L'important n'est pas l'étiquette extérieure, mais l'essence d'une
institution; et la pire forme des tyrannies fut toujours celle qui s'est
exercée au nom du peuple ou d'une classe. Par conséquent, toute
véritable lutte contre le monopole de la possession est en même temps
une lutte contre le pouvoir qui le protège et de même que l'objectif du
prolétariat militant sur le terrain économique est l'abolition et la
suppression du monopole privé sous toutes ses formes, son objectif
politique doit être aussi la suppression de toute institution du
pouvoir. Celui qui utilise l'une de ces formes pour anéantir l'autre n'a
pas compris la véritable signification du socialisme, et c'est toujours
l'application du même principe d'autorité qui a été jusqu'ici la pierre
angulaire de joutes les tyrannies.
Le Premier Mai doit être un symbole de la solidarité internationale,
d'une solidarité non limitée aux cadres de l'État national qui
correspond toujours aux intérêts des minorités privilégiées du pays.
Entre les millions de salariés qui supportent le joug de l'esclavage, il
existe une unité d'intérêts, quelle que soit la langue qu'ils parlent et
la bannière sous laquelle ils sont nés. Mais entre les exploiteurs et
les exploités d'un même pays, il existe une guerre ininterrompue qui ne
peut être solutionnée par aucun principe d'autorité et qui prend ses
racines dans les intérêts contradictoires des diverses classes.
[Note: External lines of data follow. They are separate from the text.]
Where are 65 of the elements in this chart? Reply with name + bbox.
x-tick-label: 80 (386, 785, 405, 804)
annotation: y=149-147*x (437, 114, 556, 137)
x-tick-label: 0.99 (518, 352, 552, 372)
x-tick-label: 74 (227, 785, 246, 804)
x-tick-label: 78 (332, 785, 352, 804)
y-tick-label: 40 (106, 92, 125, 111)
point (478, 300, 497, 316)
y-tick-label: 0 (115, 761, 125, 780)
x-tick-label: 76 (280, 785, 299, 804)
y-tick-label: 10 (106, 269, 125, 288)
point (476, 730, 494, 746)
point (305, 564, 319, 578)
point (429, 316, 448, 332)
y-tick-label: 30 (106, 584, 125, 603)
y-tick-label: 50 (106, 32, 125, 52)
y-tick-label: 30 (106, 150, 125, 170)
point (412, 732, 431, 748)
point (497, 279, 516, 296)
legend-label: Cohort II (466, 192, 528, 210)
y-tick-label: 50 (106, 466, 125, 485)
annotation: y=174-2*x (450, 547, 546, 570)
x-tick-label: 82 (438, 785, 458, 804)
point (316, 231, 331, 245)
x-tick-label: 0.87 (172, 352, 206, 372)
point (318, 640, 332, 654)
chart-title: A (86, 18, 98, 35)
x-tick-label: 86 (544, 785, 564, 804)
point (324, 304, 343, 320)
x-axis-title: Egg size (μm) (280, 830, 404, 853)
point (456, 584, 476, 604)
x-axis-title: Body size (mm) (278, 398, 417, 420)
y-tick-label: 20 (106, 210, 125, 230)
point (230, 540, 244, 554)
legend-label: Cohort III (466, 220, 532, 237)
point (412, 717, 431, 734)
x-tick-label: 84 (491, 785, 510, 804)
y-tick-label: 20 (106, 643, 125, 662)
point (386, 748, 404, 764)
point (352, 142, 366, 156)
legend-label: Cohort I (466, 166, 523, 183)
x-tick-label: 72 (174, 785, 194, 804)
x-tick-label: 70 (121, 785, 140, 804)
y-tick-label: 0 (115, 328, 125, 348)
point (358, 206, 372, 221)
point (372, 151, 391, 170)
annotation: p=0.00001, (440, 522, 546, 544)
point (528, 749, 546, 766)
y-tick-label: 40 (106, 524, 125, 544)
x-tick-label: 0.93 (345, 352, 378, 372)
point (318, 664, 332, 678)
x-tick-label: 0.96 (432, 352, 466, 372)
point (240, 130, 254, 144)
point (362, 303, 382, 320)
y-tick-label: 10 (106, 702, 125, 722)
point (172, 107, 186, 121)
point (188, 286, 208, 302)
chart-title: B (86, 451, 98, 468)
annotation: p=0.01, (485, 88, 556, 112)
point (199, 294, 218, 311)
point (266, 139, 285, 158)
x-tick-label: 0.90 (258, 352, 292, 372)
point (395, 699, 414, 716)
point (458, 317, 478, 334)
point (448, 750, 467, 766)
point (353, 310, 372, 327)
Tout nationalisme est un déguisement idéologique des véritables faits:
il peut dans un moment donné entraîner les grandes masses vers ses
représentants menteurs, mais il n'a jamais été capable d'abolir de ce
monde la brutale réalité des choses. Les mêmes classes qui, à l'époque
de la Guerre mondiale, tentèrent d'élever le patriotisme du peuple
jusqu'à l'exaltation, envoient aujourd'hui les produits du travail du
prolétariat allemand à celui qui fut en d'autres temps «l'ennemi
étranger», tandis que les grandes masses manquent du plus nécessaire
dans leur propre pays. Les intérêts nationaux des classes dominantes
sont mis en balance. Quand ils sont identiques aux intérêts de leur
porte-monnaie et qu'ils produisent le pourcentage nécessaire. Et si des
millions de pauvres diables ont laissé leur vie ou leurs membres dans
cette folie des grandes tueries des peuples, ce ne fut jamais parce
qu'ils voulaient payer telle ou telle dette de l'honneur national, mais
parce que leurs cerveaux ont été maintenus dans les ténèbres des
préjugés artificiellement créés.
Et cette sanglante tragédie se répétera, à moins que les ouvriers ne
prennent conscience des véritables ressorts de la guerre et des
pantalonnades nationalistes. La lutte infatigable contre le militarisme,
non les vulgarités pacifistes, nous est donc nécessaire. Tant que les
travailleurs seront disposés à produire les instruments de mort violente
et du massacre des masses, la «soif de sang» des peuples ne disparaîtra
pas; pour les esclaves qui forgent eux-mêmes leurs chaînes, la
libération n'arrivera jamais.
Ainsi le Premier Mai est pour nous une puissante manifestation contre
tout militarisme et contre l'immense supercherie nationaliste derrière
lesquels se cachent les intérêts brutaux des classes possédantes.
Il faut créer un futur nouveau sur les bases du socialisme libertaire,
sous le souffle ardent duquel les conceptions moribondes des temps
passés et les institutions rongées du présent disparaîtront dans l'abîme
de ce qui a été, pour ouvrir l'ère de la véritable liberté, de la
véritable égalité et de l'amour humain.
Nous célébrons le Premier Mai dans ce sens, comme le symbole d'un avenir
prochain qui germera au sein du peuple révolutionnaire pour racheter le
monde de la malédiction des dominations de classes et de l'esclavage du
salarié.»
Rudolf Rocker, in Le Libertaire - mai 1936.